What's worse, all of the sales and marketing departments were on vacation until January 5th. City Football Group, New York City, and Major League Soccer could have gone a long way in earning back the fans' trust by spearheading the public relations effort in a sincere, comprehensive manner beginning the very next day after the scandal broke, January 1st. Instead, they not only waited until yesterday to begin their outreach, but they even sent a staff that has always acted in good faith to take the brunt of a backlash for which it wasn't even directly responsible.
(2) The Fan Services staff was tasked with reassuring supporters about Lampard's arrival no later than July, but they are in no position to guarantee this, or anything else, for that matter.
Let's be honest: does anyone believe that the ticketing staff learned about the current mess before December 31st, like the rest of us? There's no way; not only were they on vacation, but promoting Lampard was simply their bread and butter from the beginning. Why would they ever question his status if (a) his face was making them money, (b) the club's own press releases characterized Lampard's Manchester City deal as a loan, and (c) the senior administration that signs the staff's checks had been unequivocal in pushing him front and center from the start?
We already have reason to doubt Fan Services' insistence that Super Frankie will be an actual, real-life, no-fakesies New York City Football Club player come summertime: Manchester City manager Manuel Pellegrini has already spoken openly and unprompted about the possibility of Lampard remaining in Manchester even beyond the current season.
Yet again, the senior administration insists on placing their ticketing and marketing reps in an impossible position-- not only have they been forced to absorb all of the venom for organizational failures outside of their purview, but they were further tasked this week with making hopeful but basically empty promises that they simply lack the power to guarantee. We have learned again and again that New York City FC will never benefit when its interests fall into conflict with Manchester City.
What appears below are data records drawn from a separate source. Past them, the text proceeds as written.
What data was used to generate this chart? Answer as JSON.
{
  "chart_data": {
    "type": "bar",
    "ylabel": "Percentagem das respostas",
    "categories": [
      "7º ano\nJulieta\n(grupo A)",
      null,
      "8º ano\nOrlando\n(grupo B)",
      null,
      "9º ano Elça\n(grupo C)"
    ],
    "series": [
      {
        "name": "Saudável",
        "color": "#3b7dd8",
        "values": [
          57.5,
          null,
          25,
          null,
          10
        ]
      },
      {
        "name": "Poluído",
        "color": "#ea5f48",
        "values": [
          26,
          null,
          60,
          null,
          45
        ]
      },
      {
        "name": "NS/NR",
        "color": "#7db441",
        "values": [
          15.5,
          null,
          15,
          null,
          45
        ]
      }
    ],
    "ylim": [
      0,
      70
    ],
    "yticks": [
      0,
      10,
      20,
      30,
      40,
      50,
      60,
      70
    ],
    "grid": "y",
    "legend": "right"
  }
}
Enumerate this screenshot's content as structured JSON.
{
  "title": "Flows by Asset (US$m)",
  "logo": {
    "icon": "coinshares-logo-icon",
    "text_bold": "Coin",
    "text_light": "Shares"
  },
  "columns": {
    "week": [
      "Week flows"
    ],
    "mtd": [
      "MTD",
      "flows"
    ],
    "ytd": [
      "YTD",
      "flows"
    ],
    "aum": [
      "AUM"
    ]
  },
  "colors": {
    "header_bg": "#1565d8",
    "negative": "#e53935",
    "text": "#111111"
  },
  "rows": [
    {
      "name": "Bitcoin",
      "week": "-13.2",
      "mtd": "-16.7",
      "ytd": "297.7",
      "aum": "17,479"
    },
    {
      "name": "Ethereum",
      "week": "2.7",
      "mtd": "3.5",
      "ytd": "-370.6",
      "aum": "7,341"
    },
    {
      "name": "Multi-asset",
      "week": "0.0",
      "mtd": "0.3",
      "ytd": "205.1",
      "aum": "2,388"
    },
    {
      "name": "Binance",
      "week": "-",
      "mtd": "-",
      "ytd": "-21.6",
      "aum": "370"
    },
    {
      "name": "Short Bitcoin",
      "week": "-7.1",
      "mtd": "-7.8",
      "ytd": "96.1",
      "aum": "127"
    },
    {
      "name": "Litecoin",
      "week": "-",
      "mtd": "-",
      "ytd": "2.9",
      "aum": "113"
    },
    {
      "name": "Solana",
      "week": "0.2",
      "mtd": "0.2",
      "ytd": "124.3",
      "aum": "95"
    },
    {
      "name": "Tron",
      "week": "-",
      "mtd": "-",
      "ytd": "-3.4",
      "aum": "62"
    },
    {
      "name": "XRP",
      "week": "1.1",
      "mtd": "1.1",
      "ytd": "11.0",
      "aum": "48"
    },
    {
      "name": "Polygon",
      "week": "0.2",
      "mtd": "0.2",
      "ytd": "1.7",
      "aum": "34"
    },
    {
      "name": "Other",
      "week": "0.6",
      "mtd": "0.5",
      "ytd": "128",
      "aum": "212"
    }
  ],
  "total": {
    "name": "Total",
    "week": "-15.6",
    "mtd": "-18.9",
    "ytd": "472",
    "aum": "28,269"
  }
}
Since Pellegrini has essentially confirmed that another personnel conflict will ensue when European clubs begin training for the 2015-16 campaign, what on earth is NYCFC reasonably able to promise about Lampard? Here at Hudson River Blue, the increasing feeling is that Super Frankie will never actually suit up for New York City. If this is even a remote possibility (it's much more than that), the club ought to scale back its promises dramatically, lest they run the outrageous risk of falling on their faces just as badly as they have in the last week.
To hear every ticket rep insist in all good faith that Lampard is definitely, absolutely coming not only exacerbates the club administration's utter lack of credibility, but it places the sales and marketing departments in that very same impossible position all over again.
That is completely unfair to those employees.
No matter how we choose to look at NYCFC's affairs in these early days of 2015, now is definitely the winter of our discontent. Until New York City, CFG, and MLS speak unequivocally, resolutely, and from the very top about a way forward that is both transparent and auspicious, this prickly winter's thaw may never truly break.